Fig. 1 is a schematic diagram showing the conventional relative track adjustment method, Fig. 2 is a schematic diagram showing the principle of the absolute correction method of the front reference part of the present invention, and Fig. 3 is a schematic diagram showing the reference vehicle used in the present invention. A side view of an example, FIG. 4 is a front view of FIG. 3, FIG. 5 is a side view of the front reference device, FIG. 6 is a front view of FIG. 5, and FIGS. 7 (A) to (C').
FIG. 2 is a front view showing the positional relationship between a photoelectric element on the sight and a laser beam. A... Shun reference point, B... Front reference point, C... Adjustment point, D... Absolute reference point, 1... Track rail, 2...

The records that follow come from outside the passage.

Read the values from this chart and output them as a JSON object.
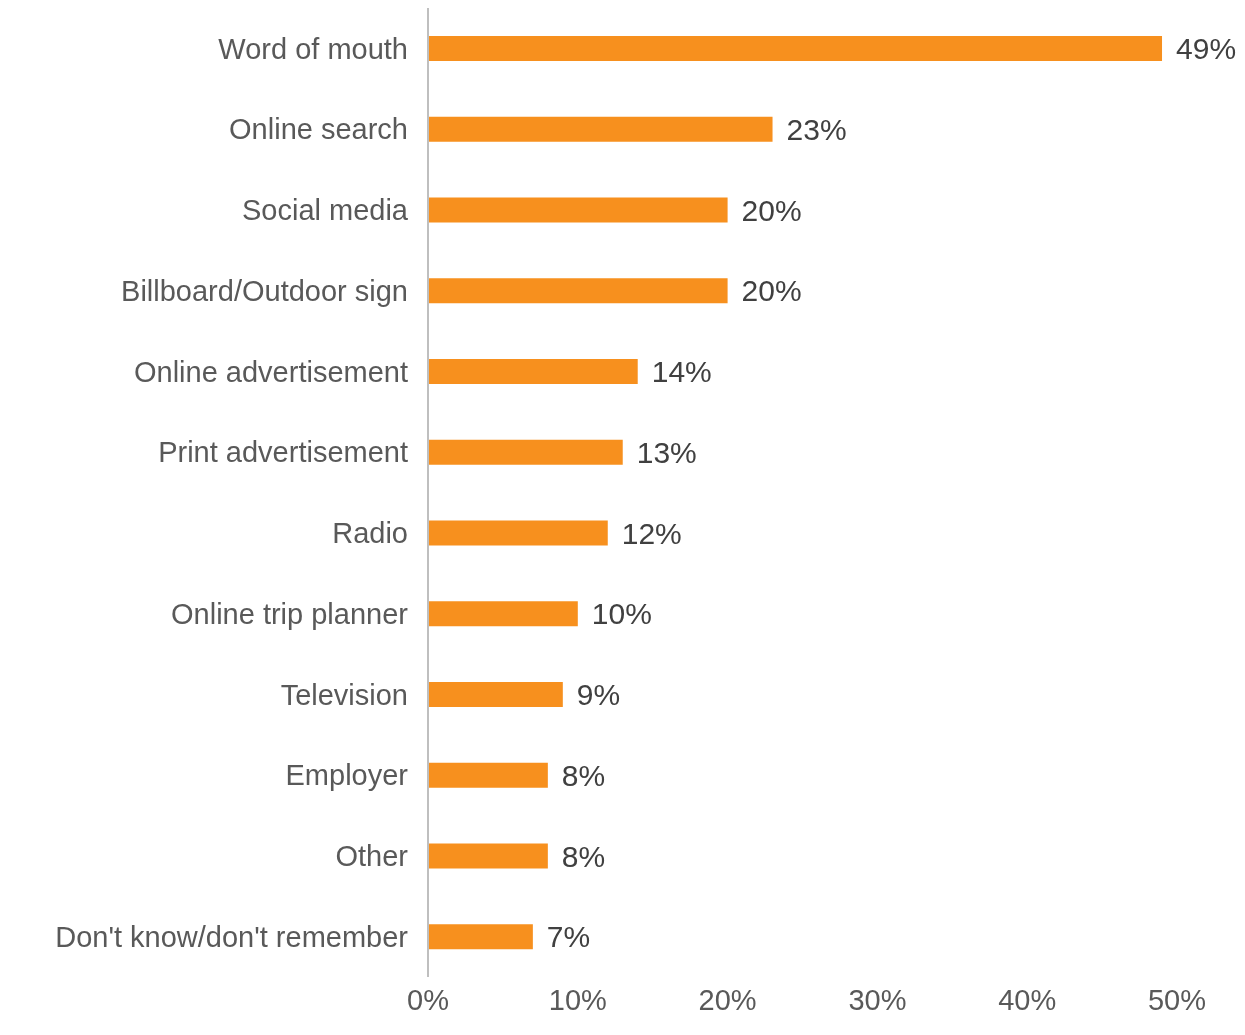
{
  "chart_data": {
    "type": "bar",
    "orientation": "horizontal",
    "categories": [
      "Word of mouth",
      "Online search",
      "Social media",
      "Billboard/Outdoor sign",
      "Online advertisement",
      "Print advertisement",
      "Radio",
      "Online trip planner",
      "Television",
      "Employer",
      "Other",
      "Don't know/don't remember"
    ],
    "values": [
      49,
      23,
      20,
      20,
      14,
      13,
      12,
      10,
      9,
      8,
      8,
      7
    ],
    "value_labels": [
      "49%",
      "23%",
      "20%",
      "20%",
      "14%",
      "13%",
      "12%",
      "10%",
      "9%",
      "8%",
      "8%",
      "7%"
    ],
    "color": "#f7901e",
    "xlim": [
      0,
      50
    ],
    "xticks": [
      {
        "value": 0,
        "label": "0%"
      },
      {
        "value": 10,
        "label": "10%"
      },
      {
        "value": 20,
        "label": "20%"
      },
      {
        "value": 30,
        "label": "30%"
      },
      {
        "value": 40,
        "label": "40%"
      },
      {
        "value": 50,
        "label": "50%"
      }
    ],
    "grid": false,
    "legend": false
  }
}
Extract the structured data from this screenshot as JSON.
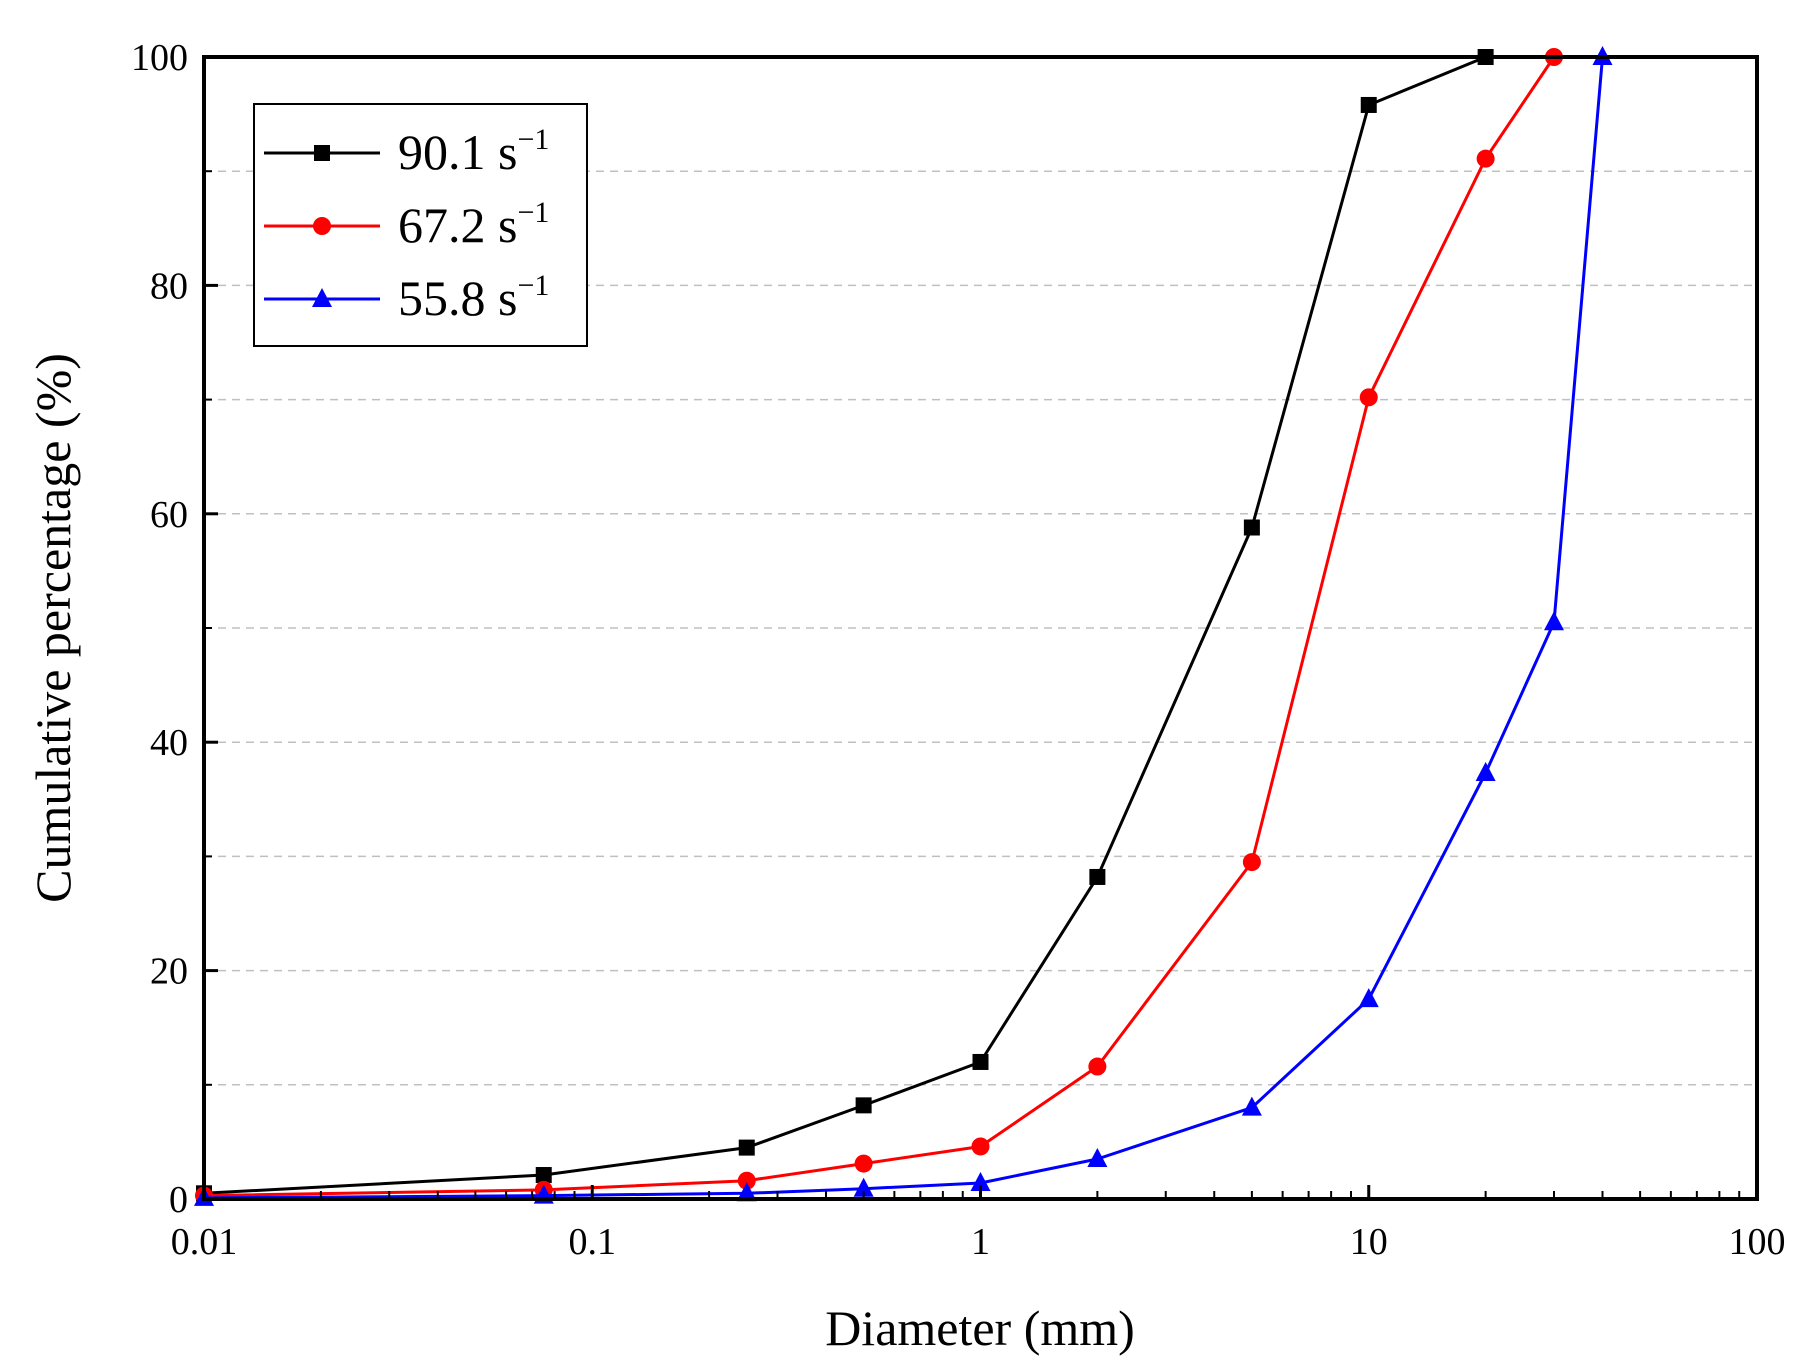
{
  "chart_data": {
    "type": "line",
    "x_scale": "log",
    "xlabel": "Diameter (mm)",
    "ylabel": "Cumulative percentage (%)",
    "xlim": [
      0.01,
      100
    ],
    "ylim": [
      0,
      100
    ],
    "x_ticks": [
      {
        "value": 0.01,
        "label": "0.01"
      },
      {
        "value": 0.1,
        "label": "0.1"
      },
      {
        "value": 1,
        "label": "1"
      },
      {
        "value": 10,
        "label": "10"
      },
      {
        "value": 100,
        "label": "100"
      }
    ],
    "y_ticks": [
      {
        "value": 0,
        "label": "0"
      },
      {
        "value": 20,
        "label": "20"
      },
      {
        "value": 40,
        "label": "40"
      },
      {
        "value": 60,
        "label": "60"
      },
      {
        "value": 80,
        "label": "80"
      },
      {
        "value": 100,
        "label": "100"
      }
    ],
    "gridlines_y": [
      10,
      20,
      30,
      40,
      50,
      60,
      70,
      80,
      90
    ],
    "legend_position": "top-left",
    "series": [
      {
        "name": "90.1 s",
        "unit_superscript": "−1",
        "color": "#000000",
        "marker": "square",
        "x": [
          0.01,
          0.075,
          0.25,
          0.5,
          1,
          2,
          5,
          10,
          20
        ],
        "y": [
          0.5,
          2.1,
          4.5,
          8.2,
          12.0,
          28.2,
          58.8,
          95.8,
          100
        ]
      },
      {
        "name": "67.2 s",
        "unit_superscript": "−1",
        "color": "#ff0000",
        "marker": "circle",
        "x": [
          0.01,
          0.075,
          0.25,
          0.5,
          1,
          2,
          5,
          10,
          20,
          30
        ],
        "y": [
          0.3,
          0.8,
          1.6,
          3.1,
          4.6,
          11.6,
          29.5,
          70.2,
          91.1,
          100
        ]
      },
      {
        "name": "55.8 s",
        "unit_superscript": "−1",
        "color": "#0000ff",
        "marker": "triangle",
        "x": [
          0.01,
          0.075,
          0.25,
          0.5,
          1,
          2,
          5,
          10,
          20,
          30,
          40
        ],
        "y": [
          0.1,
          0.3,
          0.5,
          0.9,
          1.4,
          3.5,
          8.0,
          17.5,
          37.3,
          50.5,
          100
        ]
      }
    ]
  }
}
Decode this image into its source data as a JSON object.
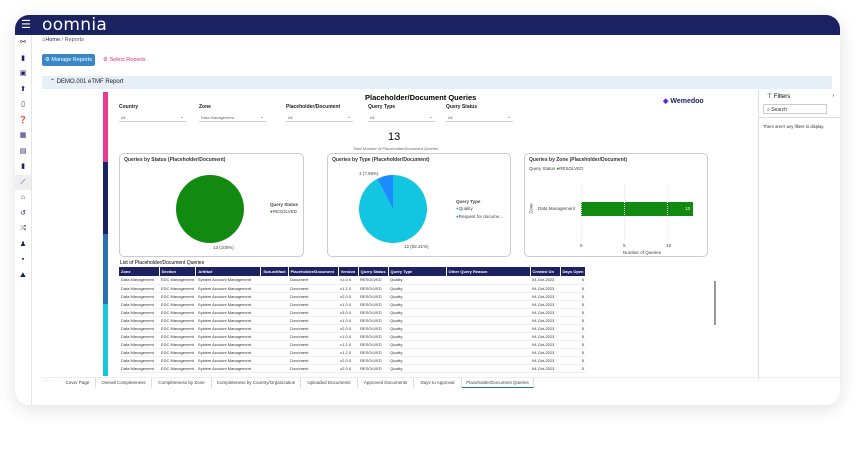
{
  "app": {
    "logo": "oomnia",
    "menu_icon": "hamburger-icon"
  },
  "breadcrumb": {
    "home": "Home",
    "current": "Reports"
  },
  "buttons": {
    "manage": "Manage Reports",
    "select": "Select Reports"
  },
  "report_bar": {
    "title": "DEMO.001 eTMF Report"
  },
  "report": {
    "title": "Placeholder/Document Queries",
    "brand": "Wemedoo",
    "filters": [
      {
        "label": "Country",
        "value": "All"
      },
      {
        "label": "Zone",
        "value": "Data Management"
      },
      {
        "label": "Placeholder/Document",
        "value": "All"
      },
      {
        "label": "Query Type",
        "value": "All"
      },
      {
        "label": "Query Status",
        "value": "All"
      }
    ],
    "kpi": {
      "value": "13",
      "label": "Total Number of Placeholder/Document Queries"
    },
    "colors": {
      "resolved": "#128a12",
      "quality": "#12c5e0",
      "request": "#1a8cff",
      "navy": "#1b2262",
      "pink": "#e63b8e"
    }
  },
  "chart_data": [
    {
      "type": "pie",
      "title": "Queries by Status (Placeholder/Document)",
      "legend_title": "Query Status",
      "categories": [
        "RESOLVED"
      ],
      "values": [
        13
      ],
      "labels": [
        "13 (100%)"
      ]
    },
    {
      "type": "pie",
      "title": "Queries by Type (Placeholder/Document)",
      "legend_title": "Query Type",
      "categories": [
        "Quality",
        "Request for docume..."
      ],
      "values": [
        12,
        1
      ],
      "labels": [
        "12 (92.31%)",
        "1 (7.69%)"
      ]
    },
    {
      "type": "bar",
      "title": "Queries by Zone (Placeholder/Document)",
      "legend_title": "Query Status",
      "legend": [
        "RESOLVED"
      ],
      "categories": [
        "Data Management"
      ],
      "values": [
        13
      ],
      "xlabel": "Number of Queries",
      "ylabel": "Zone",
      "xticks": [
        "0",
        "5",
        "10"
      ],
      "xlim": [
        0,
        13
      ]
    }
  ],
  "table": {
    "title": "List of Placeholder/Document Queries",
    "columns": [
      "Zone",
      "Section",
      "Artifact",
      "Sub-artifact",
      "Placeholder/Document",
      "Version",
      "Query Status",
      "Query Type",
      "Other Query Reason",
      "Created On",
      "Days Open"
    ],
    "versions": [
      "v1.0.0",
      "v1.1.0",
      "v2.0.0",
      "v1.0.0",
      "v3.0.0",
      "v1.0.0",
      "v2.0.0",
      "v1.0.0",
      "v1.1.0",
      "v1.2.0",
      "v2.0.0",
      "v2.0.0"
    ],
    "row": {
      "zone": "Data Management",
      "section": "EDC Management",
      "artifact": "System Account Management",
      "sub": "",
      "doc": "Document",
      "status": "RESOLVED",
      "type": "Quality",
      "reason": "",
      "created": "04-Oct-2023",
      "days": "5"
    }
  },
  "filters_pane": {
    "title": "Filters",
    "search_placeholder": "Search",
    "empty": "There aren't any filters to display."
  },
  "tabs": [
    "Cover Page",
    "Overall Completeness",
    "Completeness by Zone",
    "Completeness by Country/Organization",
    "Uploaded Documents",
    "Approved Documents",
    "Days to Approval",
    "Placeholder/Document Queries"
  ],
  "active_tab": "Placeholder/Document Queries"
}
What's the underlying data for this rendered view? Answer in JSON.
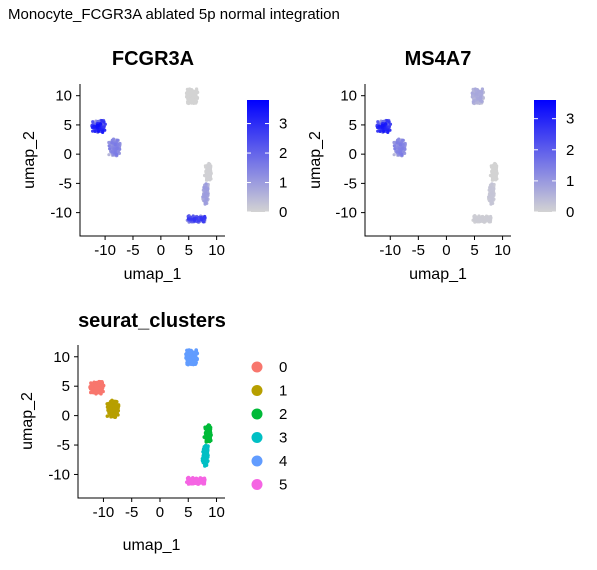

・Track straightening machine, 3... Rear reference device, 4... Reference wire A7 (reference line), 5... Front reference device, 6... Detection device, 7... Lifting device, 8 ... sleeper, 9 ... tamping device, 11 ... laser oscillator, 12 ... reference car, 13 ... wheel, 14 ... trolley, 15 ... support frame, 16 ... laser Oscillator lifting mechanism 17... Horizontal rotation mechanism, 18... Elevation angle rotation mechanism, 19... Drive device, 20... Operation panel, 21... Underframe, 22... Support column, 23...・Upper and lower spindle, 24 ・Reference bar, 2
5... Motor, 26... Drive shaft, 27... Cylinder, 28... Sighting device, 29... Aiming point, 30... Photoelectric element, 31... Spindle lifting mechanism. wE 3 Figure! 4E Figure 7 (A) Figure 7 (B) Figure 7 (C) Continued from page 1 0 Inventor Akatsuki Hara Yoko r Field P (100 Hata, Kasama-cho, Totsuka-ku, Ichito Shibaura Manufacturing Co., Ltd. Ofuna Eco Co., Ltd.)

Claims (2)

[Claims] (1) A reference line was established between the front reference part set on the front reference point of the track rail and the rear reference part set on the rear reference point, and was established at the alignment point between the front and rear reference points. A three-point straight line type track straightening machine uses a detection device to detect the difference in height between the reference line and the track rail at the straightening point, and performs climbing and tamping work on the track rail based on the detected value. A reference car equipped with a laser oscillator is placed at the absolute reference point in front of the track straightening machine, and a sighting device is installed at the front reference part of the track straightening machine to receive the laser beam from the laser oscillator. Photoelectric elements are placed above and below the aiming point of the sight, and a laser beam is irradiated from the laser oscillator toward the front reference part. An absolute correction method for track straightening, which is characterized by raising and lowering parts to absolutely straighten the rails of the track. (2) Place photoelectric elements on the left and right of the aiming point of the sight, so that the potential difference between the left and right photoelectric elements that receive the laser beam matches.
An absolute correction method for a track straightening machine according to claim 1, wherein the emission point of a laser oscillator of a reference vehicle is rotated left and right.